Deep learning algorithms have brought a revolution in computer vision applications by putting machines to work for a lot of tasks like image recognition, natural language processing, driving autonomous vehicles, predicting the eventuality of a certain occurrence in business, and so on. In this article, we will see how deep learning has become a massive force in the AI world.
Introduction of deep learning In the early years of AI, researchers created algorithms that were built on a set of rules. These rules gave AI the ability to perform a task, but only if they were programmed correctly. However, as technology evolved and computing power increased, it became possible for machines to carry out these tasks without being programmed. This is known as machine learning, and it is modeled upon the way humans learn — through experience.

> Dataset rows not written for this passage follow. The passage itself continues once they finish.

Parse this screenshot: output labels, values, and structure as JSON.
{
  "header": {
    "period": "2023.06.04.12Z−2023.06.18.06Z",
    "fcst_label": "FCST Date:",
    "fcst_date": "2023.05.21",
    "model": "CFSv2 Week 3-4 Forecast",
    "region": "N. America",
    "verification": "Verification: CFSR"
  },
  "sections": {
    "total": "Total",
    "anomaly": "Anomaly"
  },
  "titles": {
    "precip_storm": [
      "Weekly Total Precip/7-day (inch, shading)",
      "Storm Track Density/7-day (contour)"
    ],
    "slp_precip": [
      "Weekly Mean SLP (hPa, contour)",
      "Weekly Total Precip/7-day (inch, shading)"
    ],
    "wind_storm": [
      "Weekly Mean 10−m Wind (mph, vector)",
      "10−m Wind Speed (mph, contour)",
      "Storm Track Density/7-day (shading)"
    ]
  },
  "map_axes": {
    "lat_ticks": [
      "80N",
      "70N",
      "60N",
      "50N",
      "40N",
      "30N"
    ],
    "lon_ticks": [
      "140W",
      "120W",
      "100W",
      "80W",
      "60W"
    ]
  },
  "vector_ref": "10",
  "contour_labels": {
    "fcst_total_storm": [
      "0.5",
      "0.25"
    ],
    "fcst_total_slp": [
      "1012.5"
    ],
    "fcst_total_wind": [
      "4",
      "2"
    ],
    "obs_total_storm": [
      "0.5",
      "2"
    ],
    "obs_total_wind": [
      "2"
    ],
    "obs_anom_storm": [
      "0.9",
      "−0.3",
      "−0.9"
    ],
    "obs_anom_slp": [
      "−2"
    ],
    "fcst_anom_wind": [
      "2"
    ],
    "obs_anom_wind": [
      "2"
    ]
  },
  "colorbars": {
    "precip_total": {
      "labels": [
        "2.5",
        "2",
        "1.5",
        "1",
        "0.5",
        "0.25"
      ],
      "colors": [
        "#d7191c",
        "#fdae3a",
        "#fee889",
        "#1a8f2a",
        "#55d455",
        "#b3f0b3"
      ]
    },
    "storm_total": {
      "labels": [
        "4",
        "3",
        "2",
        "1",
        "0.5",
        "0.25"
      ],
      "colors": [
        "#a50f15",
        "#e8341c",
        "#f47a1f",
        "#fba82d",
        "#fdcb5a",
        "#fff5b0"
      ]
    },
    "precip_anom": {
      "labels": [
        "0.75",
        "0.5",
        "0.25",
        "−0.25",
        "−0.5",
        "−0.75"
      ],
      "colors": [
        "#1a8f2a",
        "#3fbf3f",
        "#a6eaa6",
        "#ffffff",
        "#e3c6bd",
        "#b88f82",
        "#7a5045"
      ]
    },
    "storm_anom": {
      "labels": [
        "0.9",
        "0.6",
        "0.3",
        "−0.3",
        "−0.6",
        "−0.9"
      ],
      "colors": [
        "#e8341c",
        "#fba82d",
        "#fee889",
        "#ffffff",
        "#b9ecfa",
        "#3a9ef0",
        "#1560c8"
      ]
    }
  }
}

Deep learning is a subset of machine learning that uses neural networks to mimic how brain cells work together to improve their understanding of something. These artificial neural networks are built on layers of interconnected machines with each layer providing an increasingly accurate representation of information as it passes between them. This is how a deep learning system learns, by constantly receiving input that builds a more accurate model of its intended output based on the layer immediately before it.
Deep learning systems aren’t limited to recognizing images and sounds. They can also be used for processing text, voice recognition, or even robot control depending on the number of layers they contain. With each additional layer, the neural network becomes capable of making increasingly complex decisions about the data it receives.
There are many examples where deep learning has shown clear advantages over traditional programming techniques including:
- Speech recognition: Google’s voice search application was predicted to have an 88% accuracy rate in 2014 but this has increased to 97% today — largely due to the use of deep learning.
- Image recognition: Researchers at Google have used deep learning algorithms that are trained on internet images, including millions of cat photos, to help robots recognize objects in their environment.
- Fraud protection: The giant French bank, Société Générale, is using machine learning techniques inspired by deep neural networks to try and automatically detect fraudulent transactions as they happen instead of after they have taken place.
On average it takes a human 45 minutes or more depending on the complexity of each transaction. Automating this process will allow much faster fraud protection and save the bank an estimated $1bn per year in losses from fraud alone.
Deep learning vs traditional programming Deep learning is not without its limitations. These systems are difficult to create and require large amounts of data to be effective, meaning they aren’t widely accessible yet. However, this will ultimately change as hardware capabilities continue to improve.
Artificial neural networks need examples of what each object looks like before they can determine if something similar appears in an image or sound recording — known as “supervised learning”. For example, deep learning algorithms that help robots recognize objects in their environment have already been trained using hundreds of thousands of images that humans have labeled with the exact coordinates of the objects within them.
This sort of training takes a long time and requires lots of computing power which makes it expensive for businesses to implement, but the cost savings should reveal themselves once these algorithms are built.
Machine learning that doesn’t need this level of human supervision is an area that is receiving increased attention from researchers and businesses. It’s known as unsupervised learning, and it allows the machine to look for patterns in data without any predetermined examples or labels.
What does deep learning mean for businesses?
Deep learning techniques enable machines to make complex decisions on previously unseen data — meaning they can be used to solve problems where there isn’t enough historical data available to train a traditional algorithm.
This could make it easier for new companies like Deep Instinct, which uses unsupervised deep learning algorithms to provide predictive cyber security solutions that stop malware before it has even been released into the wild, or Skytree, which uses unsupervised machine learning techniques to discover hidden insights within open-source data.
Deep learning has also been used to create AI systems that can generate natural languages, such as this piece of writing by Google’s new algorithm, and others that can produce original paintings in the style of famous artists.
It is clear from these examples that deep learning will impact businesses across many industry verticals and business functions. It may take a few years for large companies to widely utilize deep learning across their operations but we’re starting to see early adopters creating highly effective solutions using these techniques today.